All I remember about chaos theory is finding unstable equilibrium points for potential and free energies that could result in moving towards a lower energy in multiple ways. Then the more this is compounded eventually a situation of non-repetition is reached so that the system cannot be described as periodic.
That's pretty much all I remember about it and problems with pendulums with the exact amount of energy to flip upright (does it fall to the left or the right?)...
First, lets talk about deterministic systems. In a deterministic system, you have a set of equations that describes how something changes in time. In order to see how the system evolves, you first have to give it initial conditions. Given a set of initial conditions, the system will always evolve the same way in time.

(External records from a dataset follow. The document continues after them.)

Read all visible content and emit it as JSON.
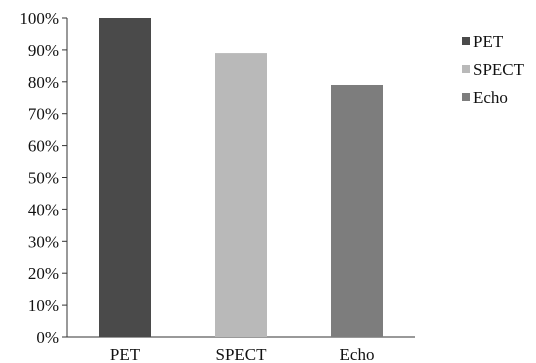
{
  "chart_data": {
    "type": "bar",
    "title": "",
    "xlabel": "",
    "ylabel": "",
    "categories": [
      "PET",
      "SPECT",
      "Echo"
    ],
    "values": [
      100,
      89,
      79
    ],
    "colors": [
      "#4a4a4a",
      "#b9b9b9",
      "#7d7d7d"
    ],
    "ylim": [
      0,
      100
    ],
    "yticks": [
      0,
      10,
      20,
      30,
      40,
      50,
      60,
      70,
      80,
      90,
      100
    ],
    "ytick_labels": [
      "0%",
      "10%",
      "20%",
      "30%",
      "40%",
      "50%",
      "60%",
      "70%",
      "80%",
      "90%",
      "100%"
    ],
    "grid": false,
    "legend": {
      "placement": "right",
      "entries": [
        "PET",
        "SPECT",
        "Echo"
      ]
    }
  }
}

Chaos theory was discovered in the last century as a way that deterministic systems can be unpredictable. In a chaotic system, a very tiny change in the initial conditions can lead to completely different behavior. This makes the systems fundamentally unpredictable because initial conditions can be irrational (in which case you can never express the initial conditions on a computer and you can never enter the conditions into a calculator to compute the final result). That means you have to use a number close by that actually has an end to it... thus, you have changed the initial conditions slightly. As time goes on, the solution of the system will diverge from where it would have gone if you used the irrational number.
So basically, chaos is described as "a sensitivity to a change in initial conditions" or... "a sensitivity to perturbation". It results in irregular spatial and/or temporal patterns (chaotic systems might never repeat patterns, especially systems exhibiting a flavor of chaos called "transient chaos").